The federal bank also said that the national economy showed "moderate to robust growth" over the same period.
"There are parts of the country that are growing a lot faster" than Arkansas, Charles Gascon, the Fed economist who follows the region, said Wednesday. He added, however, that economic activity in Arkansas is considered above average. "Things continue to improve at a strong rate across the region," Gascon said.
Arkansas' economy has shown modest improvement since the Fed's last economic report -- called the Beige Book -- in early June. Arkansas could see a boost in enrollment at community colleges as workers seek to improve their skills and a commodity trading and distribution company reports record profits as "demand far exceed the number of drivers they have available," the Fed reported.
Arkansas and other parts of the region grew quickly in late 2020 and early this year as business activity picked up faster here than in the nation as a whole, according to Gascon.
"We saw a much stronger uptick in activity and then the rest of the country kind of followed suit in early 2021," he said. "And there's still some of the ongoing momentum of that reopening taking place in many parts of the country."
Nevertheless, economic activity in the state and region continues to improve.

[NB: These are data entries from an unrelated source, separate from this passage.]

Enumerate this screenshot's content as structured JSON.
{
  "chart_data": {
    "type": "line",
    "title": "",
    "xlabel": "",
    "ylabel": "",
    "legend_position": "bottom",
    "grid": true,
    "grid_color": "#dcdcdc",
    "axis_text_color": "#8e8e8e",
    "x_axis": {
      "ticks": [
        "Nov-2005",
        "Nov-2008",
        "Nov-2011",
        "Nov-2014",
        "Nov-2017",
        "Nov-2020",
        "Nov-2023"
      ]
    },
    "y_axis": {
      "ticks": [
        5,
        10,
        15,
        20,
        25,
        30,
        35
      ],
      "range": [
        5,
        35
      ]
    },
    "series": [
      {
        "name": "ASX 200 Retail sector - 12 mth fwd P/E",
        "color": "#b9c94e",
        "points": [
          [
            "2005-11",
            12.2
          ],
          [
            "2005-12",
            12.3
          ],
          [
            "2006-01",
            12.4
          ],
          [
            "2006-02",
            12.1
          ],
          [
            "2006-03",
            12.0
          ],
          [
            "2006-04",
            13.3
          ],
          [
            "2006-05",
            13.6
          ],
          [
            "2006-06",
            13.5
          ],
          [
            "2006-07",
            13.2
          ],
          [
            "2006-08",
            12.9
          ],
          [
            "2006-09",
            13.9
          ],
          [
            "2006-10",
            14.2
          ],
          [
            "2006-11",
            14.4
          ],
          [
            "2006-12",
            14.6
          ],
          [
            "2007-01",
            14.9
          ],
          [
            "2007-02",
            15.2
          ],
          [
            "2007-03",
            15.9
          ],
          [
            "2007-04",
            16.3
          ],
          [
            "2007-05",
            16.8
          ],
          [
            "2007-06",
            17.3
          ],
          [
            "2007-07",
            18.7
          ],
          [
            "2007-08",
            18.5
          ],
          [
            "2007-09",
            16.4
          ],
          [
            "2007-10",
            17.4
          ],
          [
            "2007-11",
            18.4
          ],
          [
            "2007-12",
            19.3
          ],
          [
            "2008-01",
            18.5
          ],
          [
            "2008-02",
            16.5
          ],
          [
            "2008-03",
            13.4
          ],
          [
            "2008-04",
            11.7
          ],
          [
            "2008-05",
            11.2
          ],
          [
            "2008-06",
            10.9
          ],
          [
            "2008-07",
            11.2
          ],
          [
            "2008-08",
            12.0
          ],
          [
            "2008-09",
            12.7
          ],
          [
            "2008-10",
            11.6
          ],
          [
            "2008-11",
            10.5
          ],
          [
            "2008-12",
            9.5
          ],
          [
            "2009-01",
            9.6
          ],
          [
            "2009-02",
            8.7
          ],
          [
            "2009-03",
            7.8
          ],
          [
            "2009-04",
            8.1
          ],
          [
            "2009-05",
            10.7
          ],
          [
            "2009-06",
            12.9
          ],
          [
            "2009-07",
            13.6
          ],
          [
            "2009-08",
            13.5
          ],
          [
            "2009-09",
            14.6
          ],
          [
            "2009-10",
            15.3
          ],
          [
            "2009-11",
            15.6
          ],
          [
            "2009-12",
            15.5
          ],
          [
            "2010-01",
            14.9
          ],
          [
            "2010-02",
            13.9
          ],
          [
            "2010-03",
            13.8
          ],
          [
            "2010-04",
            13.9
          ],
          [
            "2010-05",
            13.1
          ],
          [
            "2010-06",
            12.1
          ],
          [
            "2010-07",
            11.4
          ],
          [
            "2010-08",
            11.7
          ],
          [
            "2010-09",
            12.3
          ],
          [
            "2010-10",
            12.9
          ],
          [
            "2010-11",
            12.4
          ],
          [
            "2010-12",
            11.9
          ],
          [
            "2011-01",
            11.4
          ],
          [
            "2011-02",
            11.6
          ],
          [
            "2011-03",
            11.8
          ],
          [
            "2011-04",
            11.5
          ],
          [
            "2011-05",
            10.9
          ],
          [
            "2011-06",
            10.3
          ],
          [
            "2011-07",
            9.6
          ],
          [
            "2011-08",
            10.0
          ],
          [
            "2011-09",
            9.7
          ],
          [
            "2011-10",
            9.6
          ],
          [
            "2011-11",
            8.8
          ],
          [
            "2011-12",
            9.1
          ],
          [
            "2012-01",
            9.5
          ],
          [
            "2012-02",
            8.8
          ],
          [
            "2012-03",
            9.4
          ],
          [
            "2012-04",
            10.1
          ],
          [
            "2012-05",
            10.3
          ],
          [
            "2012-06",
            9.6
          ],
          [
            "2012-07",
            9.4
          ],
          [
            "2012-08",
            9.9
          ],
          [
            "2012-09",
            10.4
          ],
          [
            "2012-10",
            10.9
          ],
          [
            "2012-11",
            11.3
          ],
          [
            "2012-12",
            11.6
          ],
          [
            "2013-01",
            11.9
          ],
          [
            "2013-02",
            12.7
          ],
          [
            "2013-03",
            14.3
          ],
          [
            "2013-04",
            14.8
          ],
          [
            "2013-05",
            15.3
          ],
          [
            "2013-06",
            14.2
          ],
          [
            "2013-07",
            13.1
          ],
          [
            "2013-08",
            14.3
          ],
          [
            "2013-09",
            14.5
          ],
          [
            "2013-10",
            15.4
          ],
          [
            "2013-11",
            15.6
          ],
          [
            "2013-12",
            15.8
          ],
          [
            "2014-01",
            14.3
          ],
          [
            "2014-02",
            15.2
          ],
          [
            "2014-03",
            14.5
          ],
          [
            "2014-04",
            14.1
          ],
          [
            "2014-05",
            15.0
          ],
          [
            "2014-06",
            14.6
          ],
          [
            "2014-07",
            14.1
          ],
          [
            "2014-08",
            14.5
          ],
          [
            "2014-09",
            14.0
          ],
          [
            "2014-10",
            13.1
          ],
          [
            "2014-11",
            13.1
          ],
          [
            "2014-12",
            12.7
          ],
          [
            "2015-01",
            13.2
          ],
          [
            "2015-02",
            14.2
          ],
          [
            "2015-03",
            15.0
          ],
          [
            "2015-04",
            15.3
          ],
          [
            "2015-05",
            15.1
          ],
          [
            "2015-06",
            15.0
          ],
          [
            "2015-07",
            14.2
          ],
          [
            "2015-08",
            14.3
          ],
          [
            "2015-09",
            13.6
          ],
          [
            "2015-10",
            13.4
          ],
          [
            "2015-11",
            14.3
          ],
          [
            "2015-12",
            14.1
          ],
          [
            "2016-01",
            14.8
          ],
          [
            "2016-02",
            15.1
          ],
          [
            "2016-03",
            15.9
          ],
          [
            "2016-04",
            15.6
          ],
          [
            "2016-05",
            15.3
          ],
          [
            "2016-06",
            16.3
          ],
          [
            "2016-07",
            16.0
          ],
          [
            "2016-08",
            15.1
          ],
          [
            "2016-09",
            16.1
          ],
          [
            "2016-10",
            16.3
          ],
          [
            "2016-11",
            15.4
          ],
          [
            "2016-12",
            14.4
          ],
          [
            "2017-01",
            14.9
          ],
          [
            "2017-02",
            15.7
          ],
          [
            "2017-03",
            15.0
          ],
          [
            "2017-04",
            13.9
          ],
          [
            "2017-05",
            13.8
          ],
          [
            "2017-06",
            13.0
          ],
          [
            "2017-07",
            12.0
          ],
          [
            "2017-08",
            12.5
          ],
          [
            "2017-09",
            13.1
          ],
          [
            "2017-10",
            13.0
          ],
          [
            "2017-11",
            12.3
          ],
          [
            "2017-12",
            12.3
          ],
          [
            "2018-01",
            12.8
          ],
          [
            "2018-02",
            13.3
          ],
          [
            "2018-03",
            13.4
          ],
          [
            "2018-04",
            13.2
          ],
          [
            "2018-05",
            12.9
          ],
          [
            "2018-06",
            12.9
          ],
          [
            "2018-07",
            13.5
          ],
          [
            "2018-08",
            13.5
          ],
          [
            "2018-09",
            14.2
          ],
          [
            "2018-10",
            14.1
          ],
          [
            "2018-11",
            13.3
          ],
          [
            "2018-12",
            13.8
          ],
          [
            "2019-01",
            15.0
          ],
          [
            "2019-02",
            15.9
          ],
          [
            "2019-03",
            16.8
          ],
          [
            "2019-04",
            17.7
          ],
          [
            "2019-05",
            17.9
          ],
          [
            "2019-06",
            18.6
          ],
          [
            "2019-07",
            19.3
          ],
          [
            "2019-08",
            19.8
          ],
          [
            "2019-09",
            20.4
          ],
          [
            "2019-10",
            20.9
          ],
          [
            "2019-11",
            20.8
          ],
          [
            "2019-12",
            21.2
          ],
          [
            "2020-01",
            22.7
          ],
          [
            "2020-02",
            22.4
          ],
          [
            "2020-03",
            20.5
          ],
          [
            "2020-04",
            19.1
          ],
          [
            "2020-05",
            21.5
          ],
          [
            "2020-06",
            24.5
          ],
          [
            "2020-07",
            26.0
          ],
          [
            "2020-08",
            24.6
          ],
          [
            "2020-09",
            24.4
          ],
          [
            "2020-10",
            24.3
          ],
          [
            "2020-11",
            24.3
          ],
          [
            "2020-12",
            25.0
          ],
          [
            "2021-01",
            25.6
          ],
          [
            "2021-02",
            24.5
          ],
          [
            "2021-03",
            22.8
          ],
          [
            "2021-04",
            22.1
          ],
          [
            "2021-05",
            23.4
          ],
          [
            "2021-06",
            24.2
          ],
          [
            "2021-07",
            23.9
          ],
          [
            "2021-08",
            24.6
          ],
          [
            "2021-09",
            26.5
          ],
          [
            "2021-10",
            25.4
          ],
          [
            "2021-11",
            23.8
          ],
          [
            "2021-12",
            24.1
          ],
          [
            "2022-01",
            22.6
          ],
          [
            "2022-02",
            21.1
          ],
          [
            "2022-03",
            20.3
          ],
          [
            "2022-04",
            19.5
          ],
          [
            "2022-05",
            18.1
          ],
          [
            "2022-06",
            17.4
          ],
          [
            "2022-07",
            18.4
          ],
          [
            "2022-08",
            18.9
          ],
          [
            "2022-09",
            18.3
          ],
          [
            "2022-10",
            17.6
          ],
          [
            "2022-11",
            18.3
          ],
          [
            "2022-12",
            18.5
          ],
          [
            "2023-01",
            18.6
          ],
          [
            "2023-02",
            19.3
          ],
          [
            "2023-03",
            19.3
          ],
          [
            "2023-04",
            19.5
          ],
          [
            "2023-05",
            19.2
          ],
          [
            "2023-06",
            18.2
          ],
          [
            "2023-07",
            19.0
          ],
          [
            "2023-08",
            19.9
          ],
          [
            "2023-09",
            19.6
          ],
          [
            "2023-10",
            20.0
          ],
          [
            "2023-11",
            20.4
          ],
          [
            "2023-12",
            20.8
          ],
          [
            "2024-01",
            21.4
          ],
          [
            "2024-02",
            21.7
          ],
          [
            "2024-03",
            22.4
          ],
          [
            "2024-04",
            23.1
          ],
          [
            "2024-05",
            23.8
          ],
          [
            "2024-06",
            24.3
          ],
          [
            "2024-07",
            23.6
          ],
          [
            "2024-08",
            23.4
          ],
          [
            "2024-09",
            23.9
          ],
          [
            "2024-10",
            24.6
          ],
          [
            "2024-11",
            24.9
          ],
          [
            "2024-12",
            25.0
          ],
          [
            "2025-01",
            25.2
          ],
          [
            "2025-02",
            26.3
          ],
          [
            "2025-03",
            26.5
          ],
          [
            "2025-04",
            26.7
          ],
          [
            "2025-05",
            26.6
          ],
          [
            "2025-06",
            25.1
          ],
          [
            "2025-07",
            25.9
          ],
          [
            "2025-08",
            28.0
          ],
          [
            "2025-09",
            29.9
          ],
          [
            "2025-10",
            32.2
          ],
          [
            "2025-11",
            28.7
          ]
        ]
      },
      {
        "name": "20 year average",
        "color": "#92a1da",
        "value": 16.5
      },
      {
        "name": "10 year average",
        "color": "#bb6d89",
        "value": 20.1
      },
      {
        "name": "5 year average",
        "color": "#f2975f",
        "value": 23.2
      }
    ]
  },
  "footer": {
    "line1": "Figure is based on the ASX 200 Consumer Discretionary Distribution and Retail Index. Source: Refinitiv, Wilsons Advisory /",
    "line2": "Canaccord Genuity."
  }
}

"There's still an acceleration in activity that is relatively robust but the gains aren't as large because we're kind of ahead of schedule in terms of the real big shoot-ups in reopening," Gascon said of the Fed's St. Louis region, which includes Arkansas and parts of Illinois, Indiana, Kentucky, Missouri, Mississippi and Tennessee.
Major metropolitan areas in the region include Little Rock, Northwest Arkansas, Louisville, Ky., Memphis and St. Louis.
On the national level, the transportation, travel and tourism, manufacturing and nonfinancial services sectors all reported above-average growth, according to the Beige Book. Supply-side disruptions were widespread through early July and have led to shortages of materials and labor, delivery delays and low inventories of consumer goods.
"Supply-chain-related cost pressures and product shortages remain high, and manufacturers in the area expect these difficulties to continue for several months," the Fed reported.
Manufacturing, however, is still growing and reports from Arkansas and Missouri indicate "upticks in new orders and production, although the rate of growth has slightly declined."
At the same time, businesses said "they are still struggling to find and retain employees," the report said.
Arkansas economic development officials and business operators have reported difficulty filling thousands of open jobs as unemployed Arkansans dropped out of the labor pool and stopped looking for work. To nudge workers back into the job market, the state in late June eliminated the $300 weekly supplemental unemployment benefit that the federal government was paying.
"There are significant [hiring] challenges across the spectrum in reopening," Gascon said, adding that "there are widespread reports of difficulty in hiring," especially in entry-level and low-wage occupations.
Consumer spending is robust but is being hampered slightly by availability of goods. "There is some concern that the demand is there and sales could be stronger but low inventories are hampering some sales," he said. "But overall, the trends are still very positive."
Pricing and inflation vary by sector and Gascon noted that some industries, especially smaller businesses, are choosing to reduce profits instead of raising prices.
The Beige Book report outlines economic conditions in key areas such as employment and wages, prices, consumer spending, manufacturing, nonfinancial services, real estate and construction, banking and finance, agriculture and natural resources.